2. Olga González-Sanabria
Developing a fondness for math and science at a young age in Puerto Rico, Olga González-Sanabria is known for her groundbreaking research after being recruited by NASA a year after receiving her bachelor’s degree in Chemical Engineering from the University of Puerto Rico in 1978. Her many accomplishments include her work on a team that discovered how to chemically alter nickel-hydrogen fuel cells to increase their battery life for International Space Station power systems, being a co-patentee on a separator technology for alkaline batteries and serving as the first Latina in an executive role at the NASA Glenn Research Center, where she worked for over 30 years until her retirement in 2011.
3. Frances Arnold
Frances Arnold had an unusual start to her career, having little interest in school during her youth in Pittsburgh, Pennsylvania, despite excelling at it. After taking a year off college in Italy, she graduated from Princeton University with a degree in mechanical and aerospace engineering in 1979. The second major oil crisis of the 1970s inspired Arnold to work so the country would shift away from fossil fuels. In 1986, Arnold joined the chemical engineering faculty at the California Institute of Technology, and in 1993, conducted the first directed evolution of enzymes, which are proteins that are the catalyst for chemical reactions. As a result of her discovery, the use of these enzymes provides more environmentally friendly manufacturing of chemicals and the production of renewable fuels. In 2018, Arnold was awarded the Nobel prize in Chemistry for her contributions.

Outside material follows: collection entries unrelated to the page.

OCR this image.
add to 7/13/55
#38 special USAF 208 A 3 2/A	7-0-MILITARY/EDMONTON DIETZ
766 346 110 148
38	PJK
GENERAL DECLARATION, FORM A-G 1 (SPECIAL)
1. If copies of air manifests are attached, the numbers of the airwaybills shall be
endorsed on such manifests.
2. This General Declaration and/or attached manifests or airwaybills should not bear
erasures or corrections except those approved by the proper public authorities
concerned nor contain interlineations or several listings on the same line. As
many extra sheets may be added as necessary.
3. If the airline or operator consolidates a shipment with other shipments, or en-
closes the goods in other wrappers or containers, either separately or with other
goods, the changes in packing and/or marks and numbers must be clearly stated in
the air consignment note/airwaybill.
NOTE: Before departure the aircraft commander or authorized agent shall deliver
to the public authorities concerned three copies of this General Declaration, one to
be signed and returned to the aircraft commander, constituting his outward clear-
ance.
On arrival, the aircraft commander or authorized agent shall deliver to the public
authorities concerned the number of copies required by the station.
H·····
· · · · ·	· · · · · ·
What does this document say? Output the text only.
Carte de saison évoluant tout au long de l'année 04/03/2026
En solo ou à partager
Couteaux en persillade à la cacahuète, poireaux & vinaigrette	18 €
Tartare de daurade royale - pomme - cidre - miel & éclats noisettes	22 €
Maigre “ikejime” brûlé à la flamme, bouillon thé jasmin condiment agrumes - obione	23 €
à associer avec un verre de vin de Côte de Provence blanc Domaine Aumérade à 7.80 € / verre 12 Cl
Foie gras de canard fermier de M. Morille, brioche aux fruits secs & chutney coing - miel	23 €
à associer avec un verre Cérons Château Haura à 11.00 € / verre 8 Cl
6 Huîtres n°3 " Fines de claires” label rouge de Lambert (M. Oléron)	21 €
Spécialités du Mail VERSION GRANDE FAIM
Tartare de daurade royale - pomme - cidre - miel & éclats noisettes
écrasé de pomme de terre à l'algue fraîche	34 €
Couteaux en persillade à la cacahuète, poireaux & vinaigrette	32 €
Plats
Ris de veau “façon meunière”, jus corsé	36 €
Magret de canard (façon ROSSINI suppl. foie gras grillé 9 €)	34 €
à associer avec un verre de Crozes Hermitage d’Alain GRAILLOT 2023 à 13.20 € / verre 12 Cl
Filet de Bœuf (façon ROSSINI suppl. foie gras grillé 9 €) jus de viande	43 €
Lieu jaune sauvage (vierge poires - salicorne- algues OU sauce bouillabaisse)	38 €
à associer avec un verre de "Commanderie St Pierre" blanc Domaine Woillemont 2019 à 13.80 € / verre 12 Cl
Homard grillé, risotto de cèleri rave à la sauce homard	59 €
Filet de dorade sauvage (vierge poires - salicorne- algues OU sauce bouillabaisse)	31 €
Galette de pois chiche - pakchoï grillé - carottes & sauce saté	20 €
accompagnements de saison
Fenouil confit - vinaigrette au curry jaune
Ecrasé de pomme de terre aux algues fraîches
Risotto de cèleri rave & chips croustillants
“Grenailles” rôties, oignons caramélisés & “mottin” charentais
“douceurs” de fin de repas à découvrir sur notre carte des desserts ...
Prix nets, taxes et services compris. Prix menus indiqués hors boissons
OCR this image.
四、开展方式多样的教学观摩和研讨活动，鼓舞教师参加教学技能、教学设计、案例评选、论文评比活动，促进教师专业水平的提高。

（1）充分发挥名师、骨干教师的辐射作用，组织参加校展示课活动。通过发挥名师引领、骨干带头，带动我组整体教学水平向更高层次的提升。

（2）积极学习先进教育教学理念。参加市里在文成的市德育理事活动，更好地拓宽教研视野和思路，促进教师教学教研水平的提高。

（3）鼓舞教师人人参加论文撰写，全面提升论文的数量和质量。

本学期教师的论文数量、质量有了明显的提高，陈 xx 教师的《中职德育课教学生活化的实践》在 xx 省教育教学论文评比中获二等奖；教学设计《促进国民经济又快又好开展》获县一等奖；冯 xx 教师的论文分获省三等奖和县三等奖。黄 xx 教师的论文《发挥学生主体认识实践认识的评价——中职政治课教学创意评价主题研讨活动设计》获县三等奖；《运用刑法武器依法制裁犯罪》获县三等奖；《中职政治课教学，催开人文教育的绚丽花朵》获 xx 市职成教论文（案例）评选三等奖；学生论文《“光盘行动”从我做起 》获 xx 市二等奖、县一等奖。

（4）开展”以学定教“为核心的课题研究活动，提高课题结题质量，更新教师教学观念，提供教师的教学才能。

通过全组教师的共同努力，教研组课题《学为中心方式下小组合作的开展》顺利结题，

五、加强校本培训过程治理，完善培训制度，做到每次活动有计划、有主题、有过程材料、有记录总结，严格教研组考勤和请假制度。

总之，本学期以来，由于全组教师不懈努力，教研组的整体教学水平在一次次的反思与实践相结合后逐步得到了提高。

There are many more notable women who are pushing the envelope in the energy and renewable energy fields, with plenty of room for more in the future. Energy Sciences’ President and Founder, Shelley Sullivan, recently shared on our social media the following quote:
“I am proud and passionate about this work because I deeply care about the planet and people. There is a tremendous amount of work to do and celebrating the achievements of women and girls in all fields of science is one of many ways to further progress.”
To the women who have come before us and to those who continue the work today – thank you!